Even the best teams have a weak link. In “The Numbers Game”, Chris Anderson and David Sally suggest that a soccer team is only as good as its worst player. I’m not quite ready to sign on to their “O-ring” theory yet, but I do have a tool for finding the players who drag down their teams or simply don’t fit.
Shapley values are a sort of sophisticated plus-minus or with-or-without-you metric. I use them to create a series of statistical hypotheticals that answer the question, “If I formed this team in every possible order, what would the average contribution of each player be, at the moment he joined, to the team’s overall results?” The most important thing to keep in mind about Shapley values is that they’re contextual, just like every other metric taken from match data. This affects their interpretation.
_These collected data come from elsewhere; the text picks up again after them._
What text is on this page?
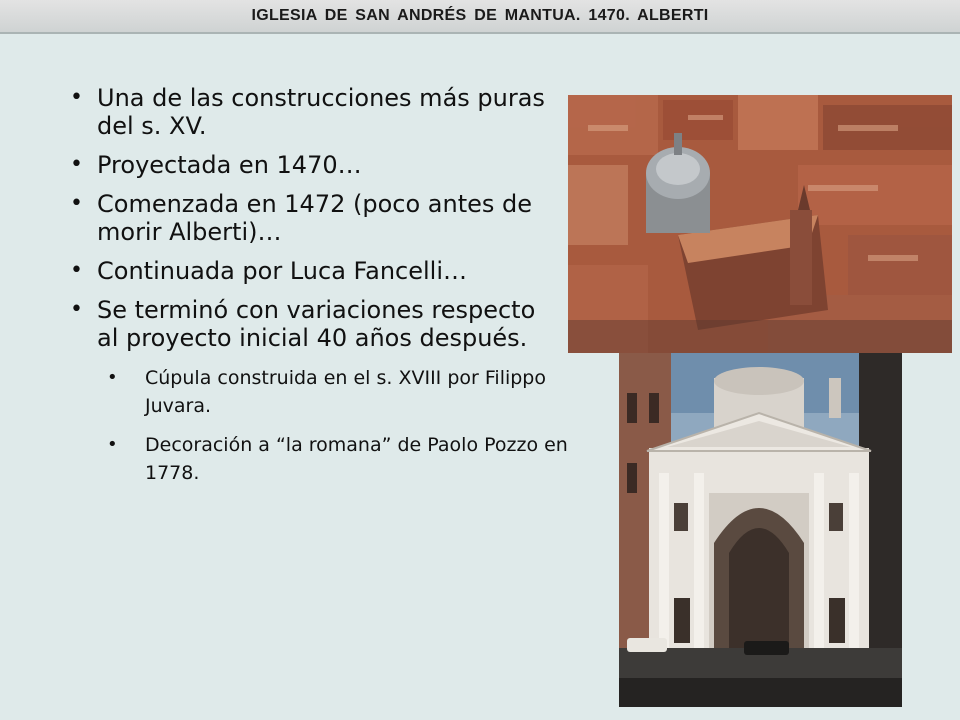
IGLESIA DE SAN ANDRÉS DE MANTUA. 1470. ALBERTI
• Una de las construcciones más puras del s. XV.
• Proyectada en 1470…
• Comenzada en 1472 (poco antes de morir Alberti)…
• Continuada por Luca Fancelli…
• Se terminó con variaciones respecto al proyecto inicial 40 años después.
• Cúpula construida en el s. XVIII por Filippo Juvara.
• Decoración a “la romana” de Paolo Pozzo en 1778.
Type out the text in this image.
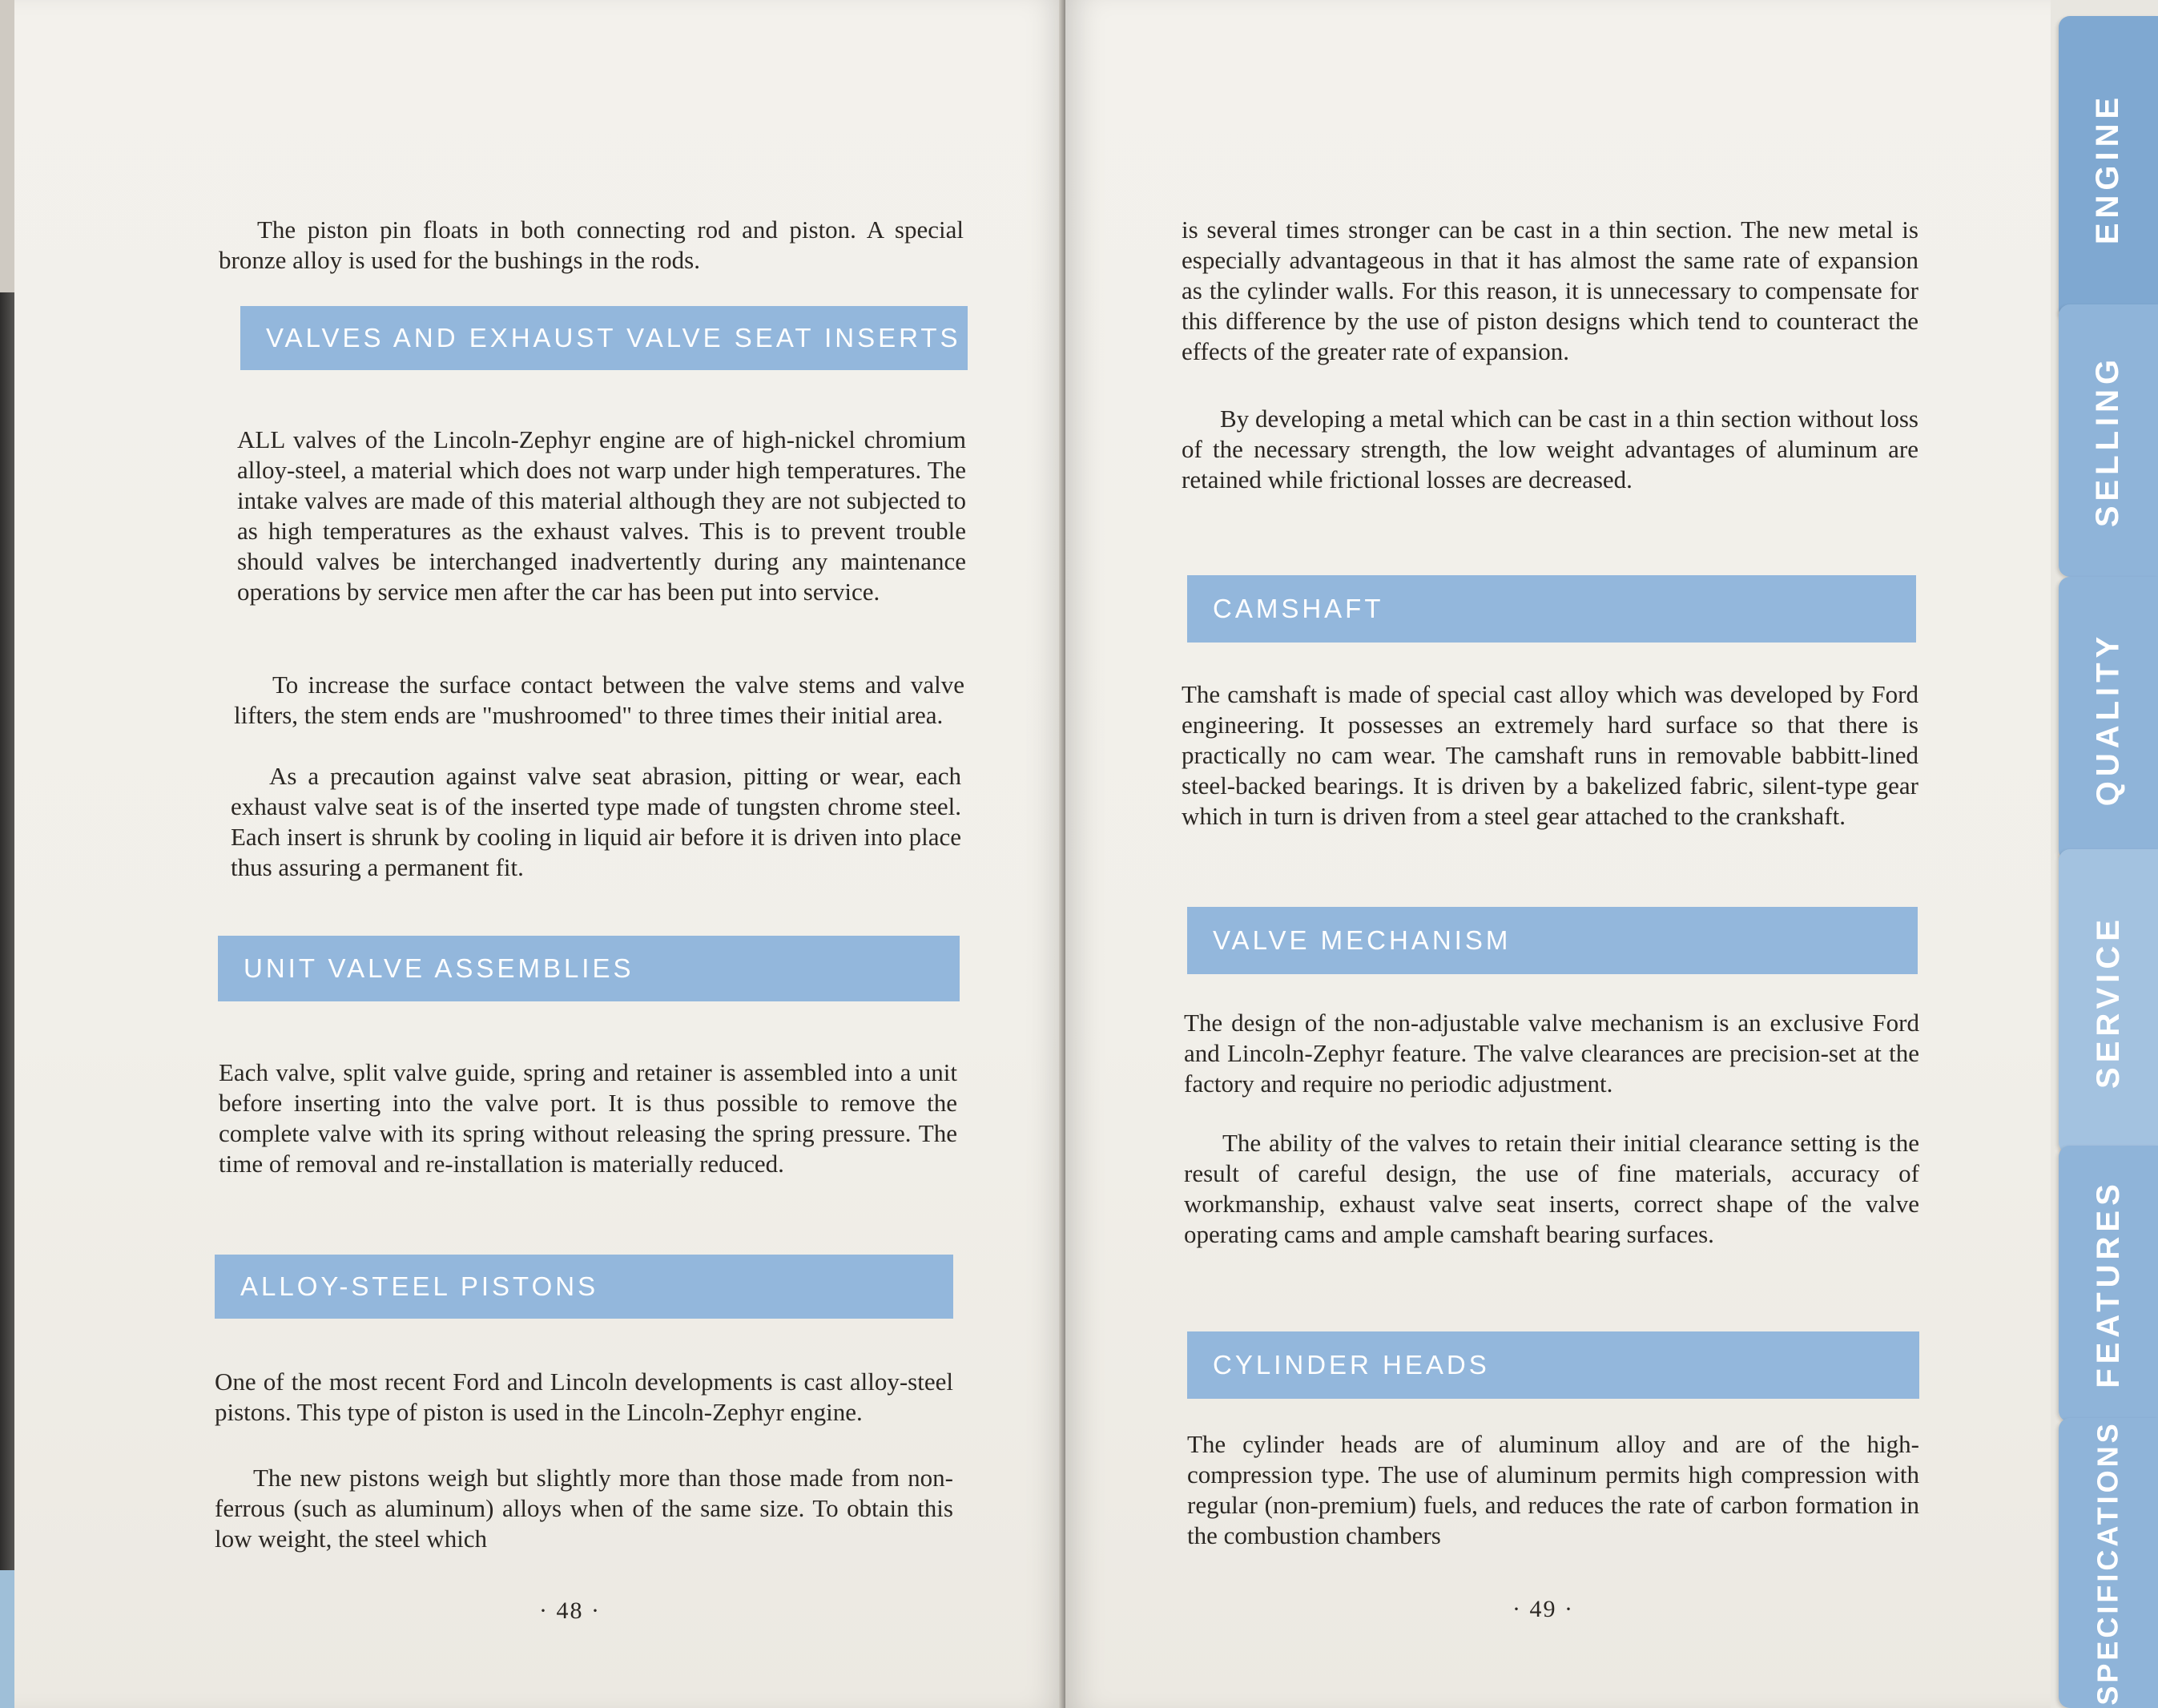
The piston pin floats in both connecting rod and piston. A special bronze alloy is used for the bushings in the rods.

VALVES AND EXHAUST VALVE SEAT INSERTS

ALL valves of the Lincoln-Zephyr engine are of high-nickel chromium alloy-steel, a material which does not warp under high temperatures. The intake valves are made of this material although they are not subjected to as high temperatures as the exhaust valves. This is to prevent trouble should valves be interchanged inadvertently during any maintenance operations by service men after the car has been put into service.

To increase the surface contact between the valve stems and valve lifters, the stem ends are "mushroomed" to three times their initial area.

As a precaution against valve seat abrasion, pitting or wear, each exhaust valve seat is of the inserted type made of tungsten chrome steel. Each insert is shrunk by cooling in liquid air before it is driven into place thus assuring a permanent fit.

UNIT VALVE ASSEMBLIES

Each valve, split valve guide, spring and retainer is assembled into a unit before inserting into the valve port. It is thus possible to remove the complete valve with its spring without releasing the spring pressure. The time of removal and re-installation is materially reduced.

ALLOY-STEEL PISTONS

One of the most recent Ford and Lincoln developments is cast alloy-steel pistons. This type of piston is used in the Lincoln-Zephyr engine.

The new pistons weigh but slightly more than those made from non-ferrous (such as aluminum) alloys when of the same size. To obtain this low weight, the steel which

· 48 ·

is several times stronger can be cast in a thin section. The new metal is especially advantageous in that it has almost the same rate of expansion as the cylinder walls. For this reason, it is unnecessary to compensate for this difference by the use of piston designs which tend to counteract the effects of the greater rate of expansion.

By developing a metal which can be cast in a thin section without loss of the necessary strength, the low weight advantages of aluminum are retained while frictional losses are decreased.

CAMSHAFT

The camshaft is made of special cast alloy which was developed by Ford engineering. It possesses an extremely hard surface so that there is practically no cam wear. The camshaft runs in removable babbitt-lined steel-backed bearings. It is driven by a bakelized fabric, silent-type gear which in turn is driven from a steel gear attached to the crankshaft.

VALVE MECHANISM

The design of the non-adjustable valve mechanism is an exclusive Ford and Lincoln-Zephyr feature. The valve clearances are precision-set at the factory and require no periodic adjustment.

The ability of the valves to retain their initial clearance setting is the result of careful design, the use of fine materials, accuracy of workmanship, exhaust valve seat inserts, correct shape of the valve operating cams and ample camshaft bearing surfaces.

CYLINDER HEADS

The cylinder heads are of aluminum alloy and are of the high-compression type. The use of aluminum permits high compression with regular (non-premium) fuels, and reduces the rate of carbon formation in the combustion chambers

· 49 ·
ENGINE
SELLING
QUALITY
SERVICE
FEATURES
SPECIFICATIONS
In particular, a player’s Shapley value may depend on the gap in skill between him and the player next to him in the depth chart. An example I cited recently on Twitter is Mathieu Flamini. Because there is a significant gulf between him and Francis Coquelin at defensive midfield, Arsenal’s results suffer markedly when Flamini plays. Flamini therefore has a low Shapley value, and Coquelin has a high one. But if Flamini were on another team where the alternatives to him were of equal quality, his Shapley value might be higher.
A low Shapley value may also indicate a poor fit. Again at Arsenal, Alex Oxlade-Chamberlain is a prime example. He consistently posts low Shapley values despite good underlying numbers in his mechanistic metrics. He’s clearly a talented player, but Arsenal doesn’t work as well when he’s on the field.
This is exactly the point of Shapley values – they help us to ask the right questions. Why doesn’t Ox fit? Where would he fit better? Can Arsenal find a better option than Flamini to back up Coquelin? (They may have.)
During this transfer window, there’s just enough data for Shapley values to start asking some of these questions. Of course, Shapley values can be even more revealing at the end of a season. Here are the players with the lowest Shapley values – by some distance – for a few of the top teams in Europe after the 2014-15 season (all with 900+ league minutes):
- Barcelona: Jérémy Mathieu
- Real Madrid: Luka Modric
- Chelsea: Loïc Rémy, Filipe Luís, Didier Drogba
- Manchester City: Edin Dzeko
- Bayern Munich: Pierre-Emile Höjbjerg
- VfL Wolfsburg: Ivica Olic, Sebastian Jung
A couple of these players stand out to me. Luka Modric has been a regular at Madrid this season after playing roughly 1,300 league minutes in 2014-15. Did Carlo Ancelotti use him incorrectly, or have this year’s managers been making a mistake by using the 30-year-old midfielder? Well, Modric’s Shapley value this season is the highest at Real Madrid among players with 900+ minutes, so it seems like the former. Perhaps if Ancelotti had known about and investigated this problem earlier in his tenure, results might have been different.
Sebastian Jung is another interesting case. Despite his reputation – Arsenal reportedly wanted him in 2014 – Wolfsburg performed worse when he was in the squad. Did he really represent a big step down from Vierinha, or was something else going on? His underlying figures suggested some good defending but overall fairly mediocre play. If the club still had faith in his ability, it could have used match video, interviews with teammates and coaches, and other tools to figure out what was wrong. If not, the club could have tried to move him on. Perhaps neither has happened; he’s stayed at Wolfsburg and has had just two starts in the league this season.
Of the rest of the players, the majority left their clubs: Dzeko, Olic (in midseason), Filipe Luís, and Höjbjerg (on loan). Rémy seems to be perpetually in the shop window, and Mathieu, at 32, has been benched several times and injured twice already this season. The good news is that Filipe Luís and Dzeko have been doing well at their new homes. Höjbjerg is only 20 and may still have much to offer; in his 400+ league minutes this season, he’s performed pretty well for a player of his age.
Clearly, Shapley values aren’t a measure of ability alone. We shouldn’t expect them to be consistent from year to year when a player is being used in different ways or with different teammates. But in conjunction with more consistent metrics, they can help us to find situations where a talented player will thrive – and to avoid those where he won’t.